Settant’anni fa

Il 24 Marzo 1944 la prima battaglia di Valdiola

Pubblicato il 24 Marzo 2014

Settant’anni fa era il 24 Marzo 1944. Settant’anni fa, nel rastrellamento che sfociò in quella che prese poi il nome di prima battaglia di Valdiola, i caduti, da entrambi i fronti, attraversarono le montagne tra le vallate dell’Esino, del Potenza e del Musone, da Braccano a Chigiano, da Valdiola a Ugliano. I tedeschi sapevano che non avrebbero mai vinto senza annientare le sacche di resistenza che numerose punteggiavano l’appennino umbro-marchigiano: misero in atto un piano operativo programmato direttamente dal quartier generale tedesco in Italia, un’unica operazione militare condotta con truppe addestrate e preparata con cura.
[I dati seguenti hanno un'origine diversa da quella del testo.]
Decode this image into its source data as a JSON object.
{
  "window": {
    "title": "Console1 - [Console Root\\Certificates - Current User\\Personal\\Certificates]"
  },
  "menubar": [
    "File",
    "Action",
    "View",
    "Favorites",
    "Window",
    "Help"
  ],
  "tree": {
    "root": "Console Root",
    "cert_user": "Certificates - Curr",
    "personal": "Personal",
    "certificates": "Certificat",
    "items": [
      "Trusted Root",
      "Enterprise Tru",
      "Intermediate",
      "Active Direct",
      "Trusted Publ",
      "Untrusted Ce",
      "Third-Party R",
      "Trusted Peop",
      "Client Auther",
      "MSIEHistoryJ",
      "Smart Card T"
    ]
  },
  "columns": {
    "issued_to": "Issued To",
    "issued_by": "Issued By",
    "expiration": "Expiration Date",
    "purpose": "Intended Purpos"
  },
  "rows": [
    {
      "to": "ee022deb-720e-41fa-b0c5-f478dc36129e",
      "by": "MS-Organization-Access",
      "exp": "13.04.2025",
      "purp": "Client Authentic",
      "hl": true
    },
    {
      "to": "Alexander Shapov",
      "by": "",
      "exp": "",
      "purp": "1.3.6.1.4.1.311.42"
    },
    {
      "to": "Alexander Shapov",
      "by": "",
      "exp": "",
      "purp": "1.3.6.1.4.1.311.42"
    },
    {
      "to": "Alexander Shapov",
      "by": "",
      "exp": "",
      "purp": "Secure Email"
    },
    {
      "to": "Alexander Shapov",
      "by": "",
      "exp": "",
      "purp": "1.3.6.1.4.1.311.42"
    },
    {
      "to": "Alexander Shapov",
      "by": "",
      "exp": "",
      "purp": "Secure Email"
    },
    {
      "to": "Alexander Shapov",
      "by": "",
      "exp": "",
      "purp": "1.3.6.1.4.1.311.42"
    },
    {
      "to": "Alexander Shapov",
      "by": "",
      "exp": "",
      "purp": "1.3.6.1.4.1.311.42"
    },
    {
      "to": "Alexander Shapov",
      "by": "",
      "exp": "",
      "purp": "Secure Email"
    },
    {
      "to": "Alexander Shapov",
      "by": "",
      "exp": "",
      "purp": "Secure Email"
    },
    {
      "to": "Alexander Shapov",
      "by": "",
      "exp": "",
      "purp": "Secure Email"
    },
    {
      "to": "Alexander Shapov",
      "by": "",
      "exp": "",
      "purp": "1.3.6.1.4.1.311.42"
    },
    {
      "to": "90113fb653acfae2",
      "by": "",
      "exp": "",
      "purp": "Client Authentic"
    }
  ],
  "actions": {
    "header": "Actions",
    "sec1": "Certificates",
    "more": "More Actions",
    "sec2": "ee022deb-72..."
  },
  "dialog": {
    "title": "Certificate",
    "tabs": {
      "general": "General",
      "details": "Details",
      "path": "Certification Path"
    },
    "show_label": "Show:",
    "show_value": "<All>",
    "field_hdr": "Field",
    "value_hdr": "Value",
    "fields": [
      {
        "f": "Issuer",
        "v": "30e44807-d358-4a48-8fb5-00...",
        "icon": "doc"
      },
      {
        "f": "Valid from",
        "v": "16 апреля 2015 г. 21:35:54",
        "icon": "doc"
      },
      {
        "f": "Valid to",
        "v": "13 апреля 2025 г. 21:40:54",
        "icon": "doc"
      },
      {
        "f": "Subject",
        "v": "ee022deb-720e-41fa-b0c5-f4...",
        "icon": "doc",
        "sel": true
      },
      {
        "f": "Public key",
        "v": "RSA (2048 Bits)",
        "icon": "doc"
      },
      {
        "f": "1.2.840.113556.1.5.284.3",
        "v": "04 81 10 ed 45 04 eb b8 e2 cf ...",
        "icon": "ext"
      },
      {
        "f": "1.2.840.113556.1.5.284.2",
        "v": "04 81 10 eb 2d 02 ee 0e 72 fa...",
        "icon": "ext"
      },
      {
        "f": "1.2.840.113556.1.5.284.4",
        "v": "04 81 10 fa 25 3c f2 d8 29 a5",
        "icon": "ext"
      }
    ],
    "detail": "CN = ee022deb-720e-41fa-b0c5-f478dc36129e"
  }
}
Una forza tattica di circa duemila uomini autotrasportati, armati di mortai leggeri e pesanti, mitragliatrici, lanciafiamme e radio ricetrasmittenti. Nella repressione furono impiegati reparti del reggimento «Brandemburg», che costituiva parte di una divisione speciale alla quale erano assegnati compiti di sabotaggio e di controguerriglia, e militi fascisti del battaglione M «IX Settembre» che dipendeva dall’unità tedesca e operava nelle Marche per la prima volta.

valdiola

Vista sulla vallata di Valdiola dal monte Argentaro

Mario Depangher – istriano comandante del battaglione Mario, parte della V Brigata Garibaldi – ed i suoi uomini sopportarono il peso dei combattimenti contenendo la violenta pressione avversaria, per capovolgere nel corso di una magistrale azione di difesa e di attacco una situazione precaria se non addirittura disperata. In alcuni appunti manoscritti conservati nell’archivio dell’Anpi di Sanseverino Marche, che sembrano di mano del Depangher, si legge questa descrizione dell’operazione:

24 Marzo. Attaccati da ingenti forze nazifasciste. L’attacco preordinato da ufficiali tedeschi di Stato Maggiore, consigliati e guidati da elementi [locali] si sviluppa sulle seguenti direttrici. Tedeschi da Matelica su Braccano, su Vinano, su Gagliole; da Castelraimondo su Gagliole, su Accusi. Fascisti alle spalle, da Ugliano, Chigiano, S. Elena, Corsciano. Tentativo di accerchiamento del Battaglione che era dislocato col grosso a Valdiola, distaccamento a Roti, due vedette sopra S. Elena e Ugliano. L’attacco si inizia alle 2 del mattino. I tedeschi alle 6 occupano Roti posizione chiave del Battaglione, per grave negligenza del comandante distaccato di modo che il grosso che si trova nella valle di Valdiola è in pericolo di essere accerchiato e annientato. Di fronte a questa situazione il comandante decide che la sola difesa possibile sta nell’attacco. Dispone gli uomini per il contrattacco e sviluppa l’azione di fuoco su tutte le direttive d’attacco del nemico. Il contrattacco si inizia alle 8 e dura a diversi intervalli fino alle 17. Dopo il tramonto tedeschi e fascisti si ritirano e il Battaglione ripartito in vari gruppi si snoda in varie direzioni: Elcito, Frontale, Stigliano, S. Elena, Seripola, ecc. Il giorno appresso all’appello fatto a mezzo staffette risultano mancanti 5 morti in battaglia, 6 prigionieri i quali sul ponte di Chiggiano [sono stati uccisi].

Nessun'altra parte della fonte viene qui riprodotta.